As I told
@Joe Shearer I am also quite against capital punishment (when a country has the adequate facilities/process for life imprisonment and thus very little chance of security threat by escape etc) for number of reasons:
1. Direct surface moral argument:
https://defence.pk/pdf/threads/coas...ardcore-terrorists.444495/page-3#post-8582052 i.e humans cannot give back a life...so we should never take one away (if our own life is not in danger anymore). Add to this history is too replete with innocents that have been condemned to death for crimes they never committed (however exceedingly rare it becomes for a process, we have to remember such process is relative not absolute.....and even one innocent dieing on account of it is one too many)
2. Harsher penalty of continued life argument: I'd rather people live with their crime (away from anywhere they can do harm to others), execution is an easy way out for them...esp as they never get to quite grow older and more alone (as a lingering punishment) and the effect that has on their psyche of having done a crime. This is quite the dark psychological place actually....that hangman noose will never quite burn onto their soul. They also can discover their personal redemption in a few cases which I think is important (but that gets into religious/deeper moral territory for most people, so much longer maybe futile discussion)
3. Fiscal argument: Financially its more expensive to execute than imprison for life. That whole argument that life imprisonment of a worthless life costs the taxpayer more money than a simple quick execution...is (largely for most civilised countries that have the requisite checks and balances before taking a life...should they have that as a punishment) not founded on facts if you do the math of the appeals process (and all the lawyer + judicial hours that takes up) for those facing capital punishment.
Its just better imo in the end to just do away with capital punishment and use the savings (in the moral and financial sphere) to improve the security of the prison system and the sanctity of the judicial one.

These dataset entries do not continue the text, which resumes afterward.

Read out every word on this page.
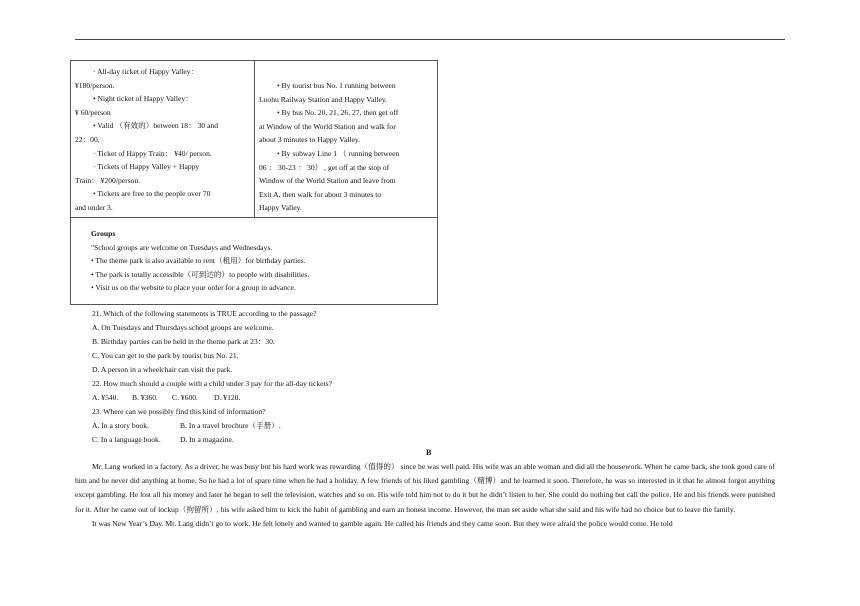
· All-day ticket of Happy Valley：

¥180/person.

• Night ticket of Happy Valley：

¥ 60/person

• Valid （有效的）between 18： 30 and

22：00.

· Ticket of Happy Train： ¥40/ person.

· Tickets of Happy Valley + Happy

Train： ¥200/person.

• Tickets are free to the people over 70

and under 3.

• By tourist bus No. 1 running between

Luohu Railway Station and Happy Valley.

• By bus No. 20, 21, 26, 27, then get off

at Window of the World Station and walk for

about 3 minutes to Happy Valley.

• By subway Line 1 （ running between

06 ： 30-23 ： 30） , get off at the stop of

Window of the World Station and leave from

Exit A, then walk for about 3 minutes to

Happy Valley.

Groups

"School groups are welcome on Tuesdays and Wednesdays.

• The theme park is also available to rent（租用）for birthday parties.

• The park is totally accessible（可到达的）to people with disabilities.

• Visit us on the website to place your order for a group in advance.

21. Which of the following statements is TRUE according to the passage?

A. On Tuesdays and Thursdays school groups are welcome.

B. Birthday parties can be held in the theme park at 23：30.

C. You can get to the park by tourist bus No. 21.

D. A person in a wheelchair can visit the park.

22. How much should a couple with a child under 3 pay for the all-day tickets?

A. ¥540. B. ¥360. C. ¥600. D. ¥120.

23. Where can we possibly find this kind of information?

A. In a story book.	B. In a travel brochure（手册）.

C. In a language book.	D. In a magazine.

B

Mr. Lang worked in a factory. As a driver, he was busy but his hard work was rewarding（值得的） since he was well paid. His wife was an able woman and did all the housework. When he came back, she took good care of him and he never did anything at home. So he had a lot of spare time when he had a holiday. A few friends of his liked gambling（赌博）and he learned it soon. Therefore, he was so interested in it that he almost forgot anything except gambling. He lost all his money and later he began to sell the television, watches and so on. His wife told him not to do it but he didn’t listen to her. She could do nothing but call the police. He and his friends were punished for it. After he came out of lockup（拘留所）, his wife asked him to kick the habit of gambling and earn an honest income. However, the man set aside what she said and his wife had no choice but to leave the family.

It was New Year’s Day. Mr. Lang didn’t go to work. He felt lonely and wanted to gamble again. He called his friends and they came soon. But they were afraid the police would come. He told
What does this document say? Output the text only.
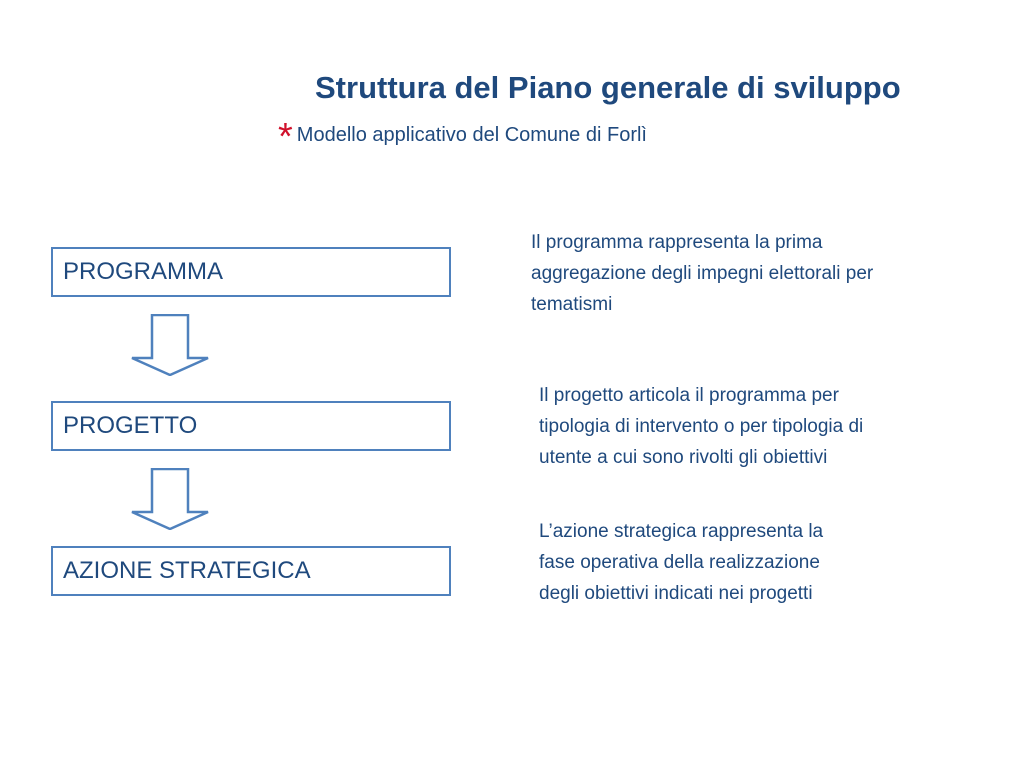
Struttura del Piano generale di sviluppo
* Modello applicativo del Comune di Forlì
PROGRAMMA
PROGETTO
AZIONE STRATEGICA
Il programma rappresenta la prima
aggregazione degli impegni elettorali per
tematismi
Il progetto articola il programma per
tipologia di intervento o per tipologia di
utente a cui sono rivolti gli obiettivi
L’azione strategica rappresenta la
fase operativa della realizzazione
degli obiettivi indicati nei progetti
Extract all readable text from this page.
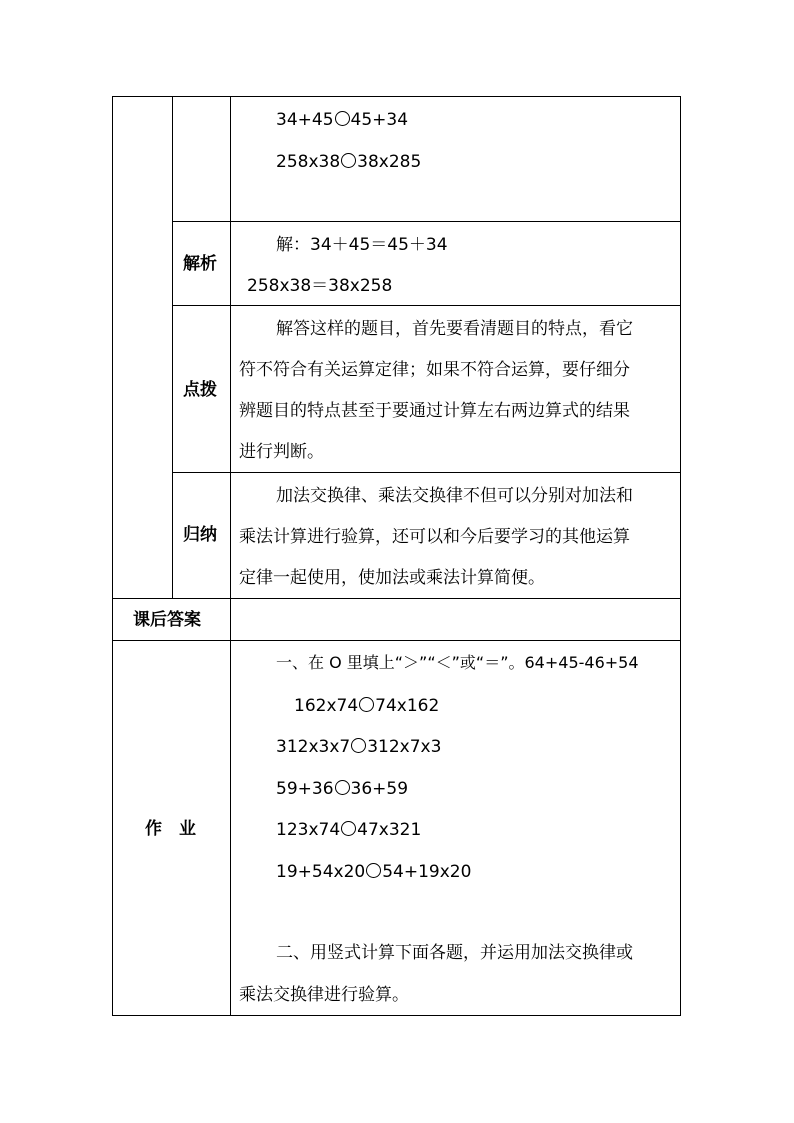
34+45 45+34
258x38 38x285
解析
解：34＋45＝45＋34
258x38＝38x258
点拨
解答这样的题目，首先要看清题目的特点，看它
符不符合有关运算定律；如果不符合运算，要仔细分
辨题目的特点甚至于要通过计算左右两边算式的结果
进行判断。
归纳
加法交换律、乘法交换律不但可以分别对加法和
乘法计算进行验算，还可以和今后要学习的其他运算
定律一起使用，使加法或乘法计算简便。
课后答案
作　业
一、在 O 里填上“＞”“＜”或“＝”。64+45-46+54
162x74 74x162
312x3x7 312x7x3
59+36 36+59
123x74 47x321
19+54x20 54+19x20
二、用竖式计算下面各题，并运用加法交换律或
乘法交换律进行验算。
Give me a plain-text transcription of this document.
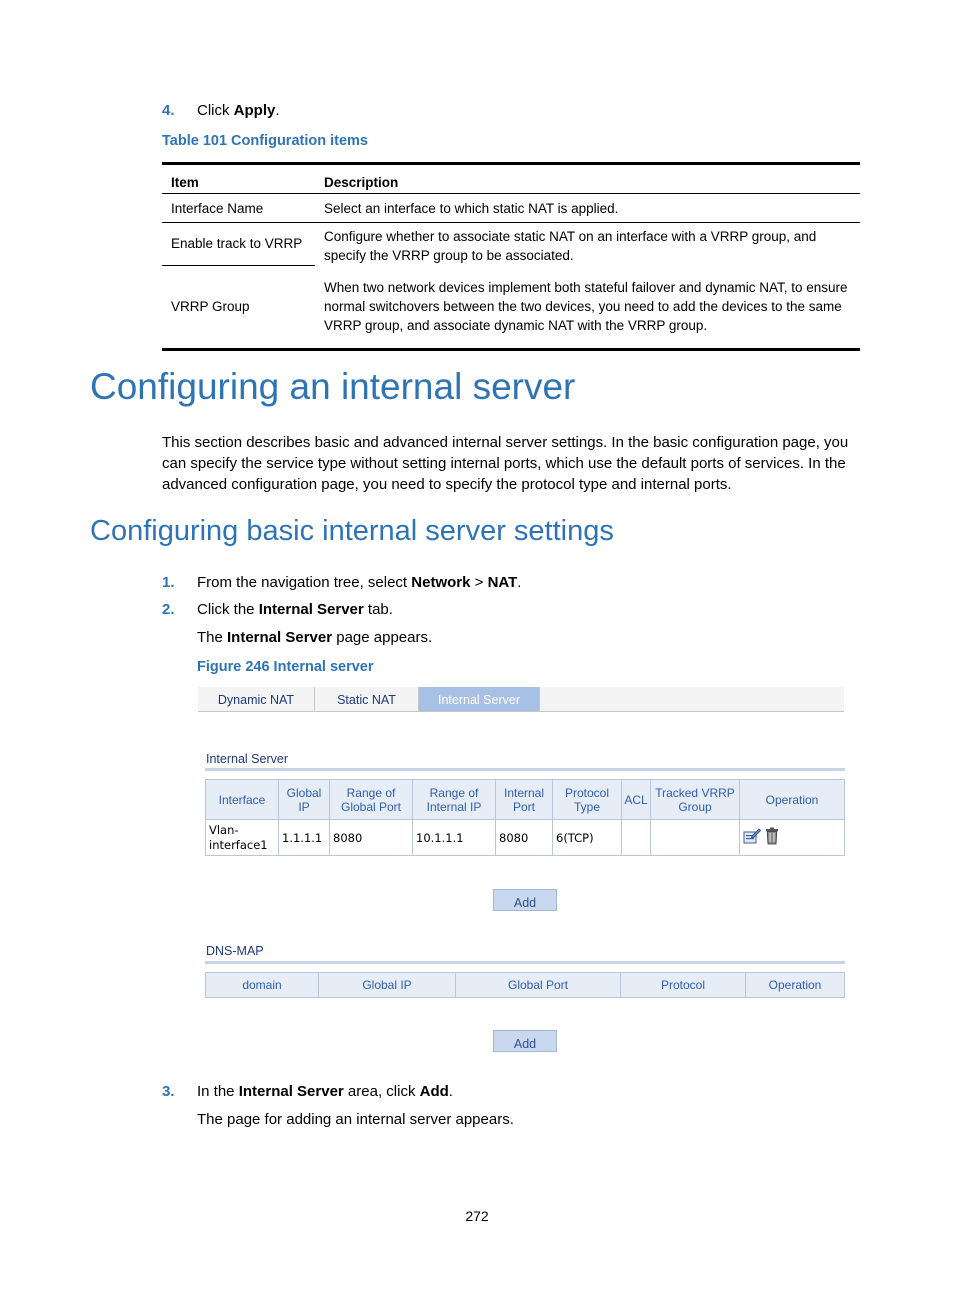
4. Click Apply.
Table 101 Configuration items
Item	Description
Interface Name	Select an interface to which static NAT is applied.
Enable track to VRRP	Configure whether to associate static NAT on an interface with a VRRP group, and specify the VRRP group to be associated.
VRRP Group	When two network devices implement both stateful failover and dynamic NAT, to ensure normal switchovers between the two devices, you need to add the devices to the same VRRP group, and associate dynamic NAT with the VRRP group.
Configuring an internal server
This section describes basic and advanced internal server settings. In the basic configuration page, you can specify the service type without setting internal ports, which use the default ports of services. In the advanced configuration page, you need to specify the protocol type and internal ports.
Configuring basic internal server settings
1. From the navigation tree, select Network > NAT.
2. Click the Internal Server tab.
The Internal Server page appears.
Figure 246 Internal server
Dynamic NAT	Static NAT	Internal Server
Internal Server
Interface	Global IP	Range of Global Port	Range of Internal IP	Internal Port	Protocol Type	ACL	Tracked VRRP Group	Operation
Vlan-interface1	1.1.1.1	8080	10.1.1.1	8080	6(TCP)			
Add
DNS-MAP
domain	Global IP	Global Port	Protocol	Operation
Add
3. In the Internal Server area, click Add.
The page for adding an internal server appears.
272
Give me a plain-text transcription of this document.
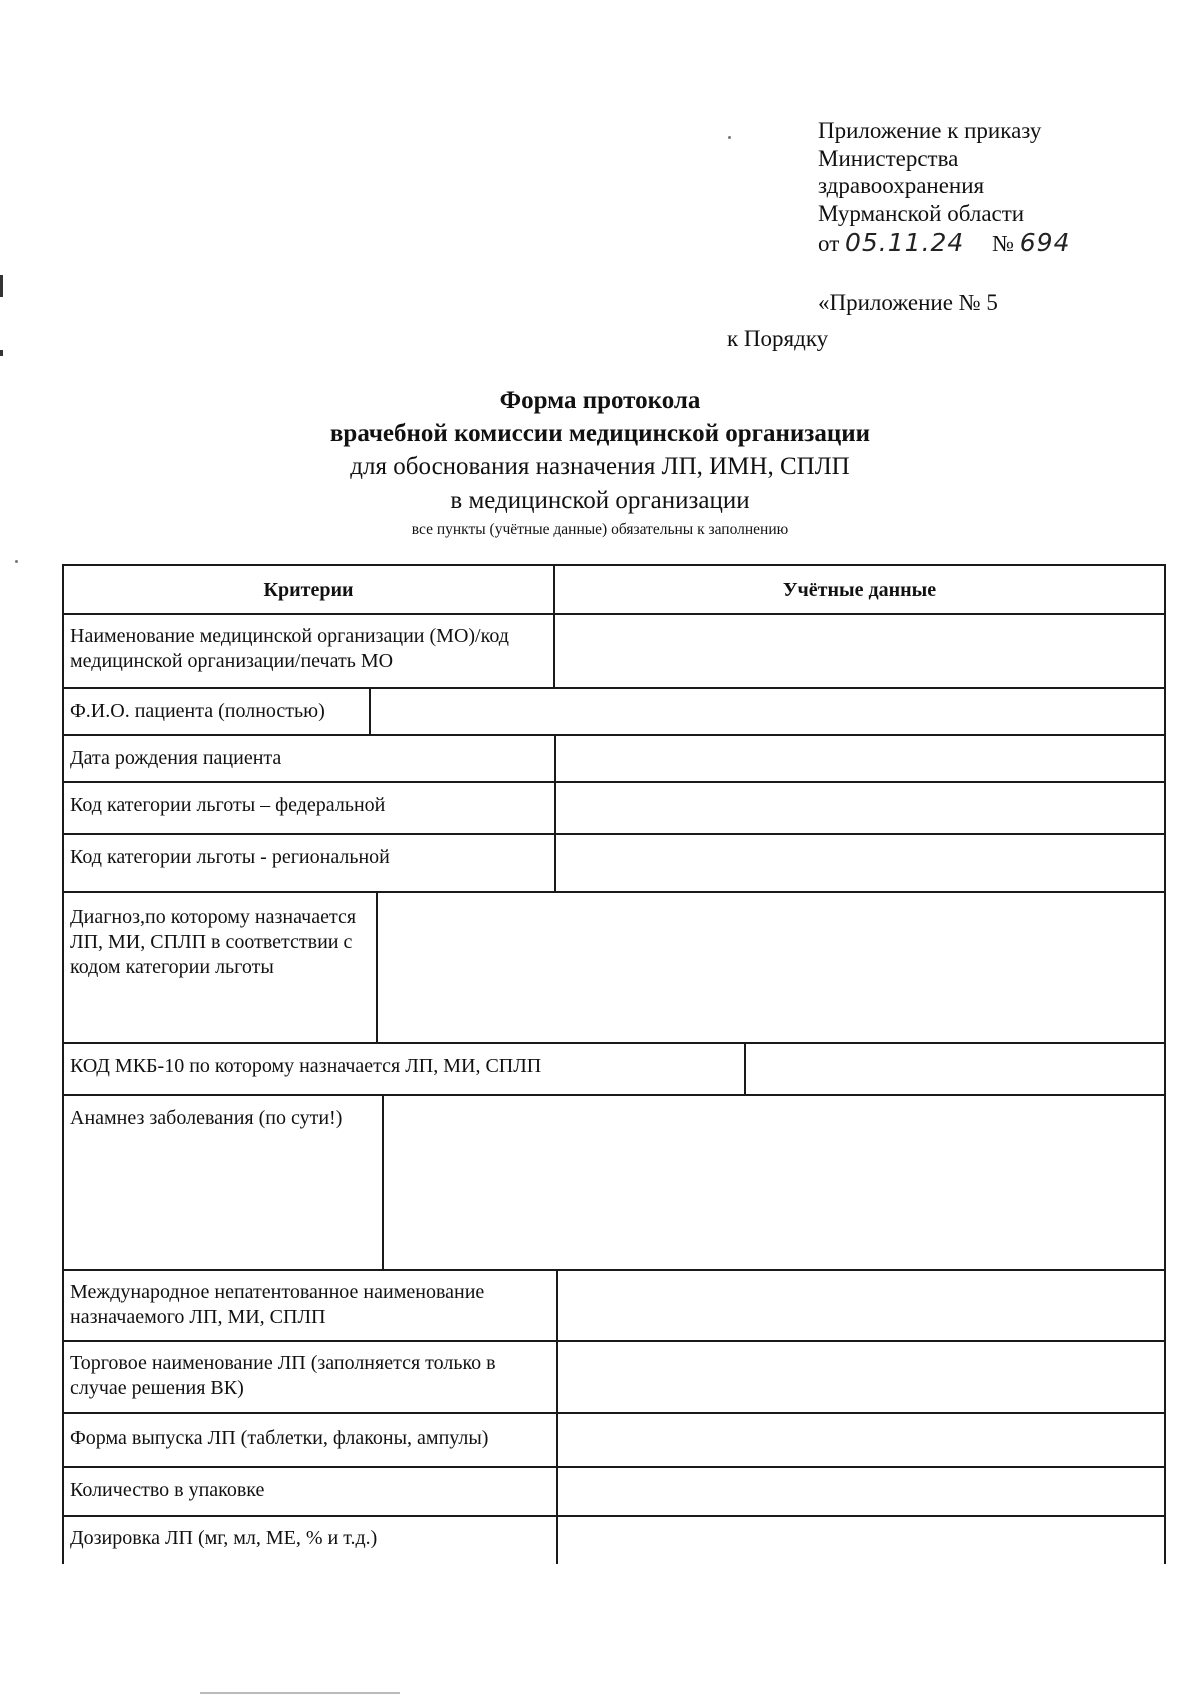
Приложение к приказу
Министерства
здравоохранения
Мурманской области
от 05.11.24 № 694
«Приложение № 5
к Порядку
Форма протокола
врачебной комиссии медицинской организации
для обоснования назначения ЛП, ИМН, СПЛП
в медицинской организации
все пункты (учётные данные) обязательны к заполнению
Критерии	Учётные данные
Наименование медицинской организации (МО)/код медицинской организации/печать МО
Ф.И.О. пациента (полностью)
Дата рождения пациента
Код категории льготы – федеральной
Код категории льготы - региональной
Диагноз,по которому назначается ЛП, МИ, СПЛП в соответствии с кодом категории льготы
КОД МКБ-10 по которому назначается ЛП, МИ, СПЛП
Анамнез заболевания (по сути!)
Международное непатентованное наименование назначаемого ЛП, МИ, СПЛП
Торговое наименование ЛП (заполняется только в случае решения ВК)
Форма выпуска ЛП (таблетки, флаконы, ампулы)
Количество в упаковке
Дозировка ЛП (мг, мл, МЕ, % и т.д.)
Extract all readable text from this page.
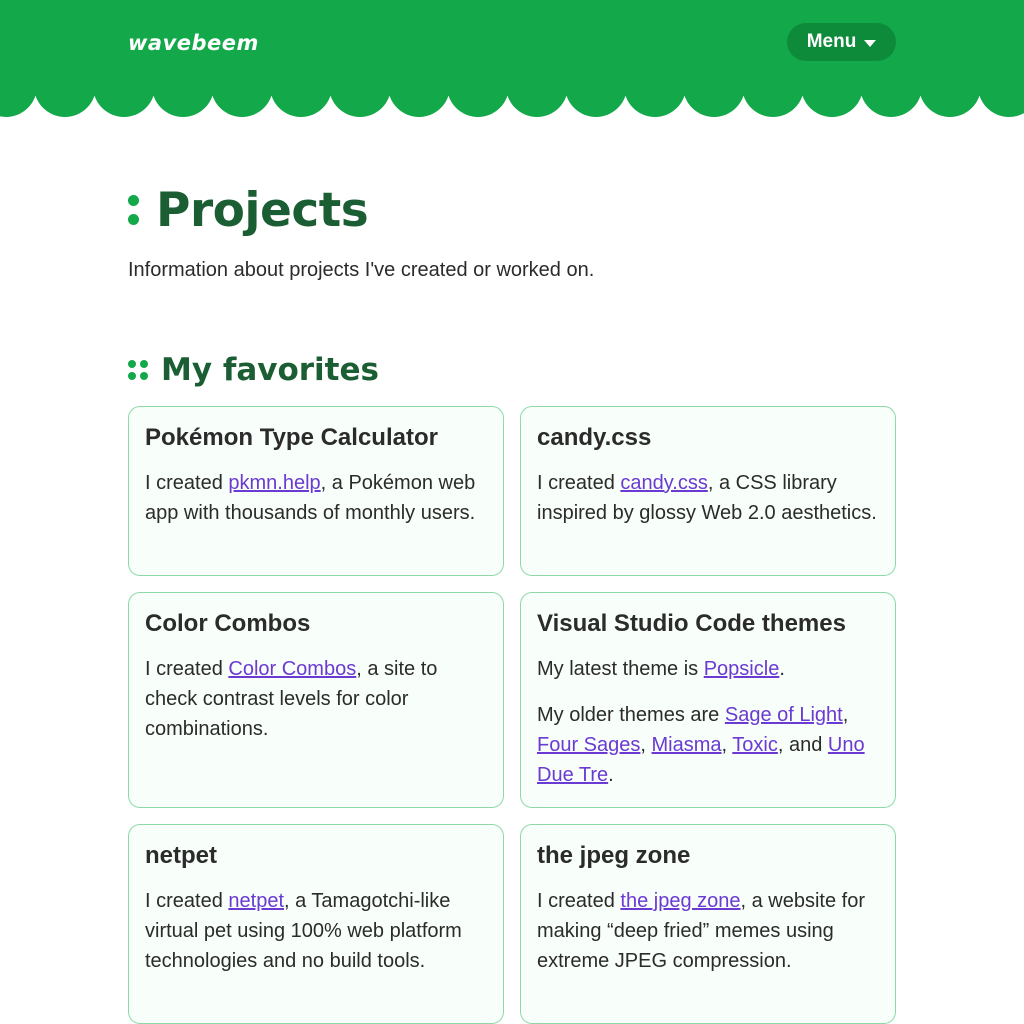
wavebeem	Menu
Projects

Information about projects I've created or worked on.

My favorites
Pokémon Type Calculator

I created pkmn.help, a Pokémon web app with thousands of monthly users.

candy.css

I created candy.css, a CSS library inspired by glossy Web 2.0 aesthetics.

Color Combos

I created Color Combos, a site to check contrast levels for color combinations.

Visual Studio Code themes

My latest theme is Popsicle.

My older themes are Sage of Light, Four Sages, Miasma, Toxic, and Uno Due Tre.

netpet

I created netpet, a Tamagotchi-like virtual pet using 100% web platform technologies and no build tools.

the jpeg zone

I created the jpeg zone, a website for making “deep fried” memes using extreme JPEG compression.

All that said though, I cannot put myself into the shoes of a family that has lost a loved one to a murderer etc...and what is the proper answer to give to them when you say the murderer gets to live rest of his life, room and board given...."just" his freedom gone......but their loved one will never return to them again. What can you really say to them when they want to give an eye for an eye?...for even just that small respite of justice they can give in response to such tragedy? There is no easy answer. It is also part of why for majority of my life I was in favour of capital punishment, only relatively recently did I actually sit down and work out all the arguments and logic to their deepest levels to come to what will likely be my final position on it (though not by some massive degree...I do sympathise with a lot of the arguments on the other side too).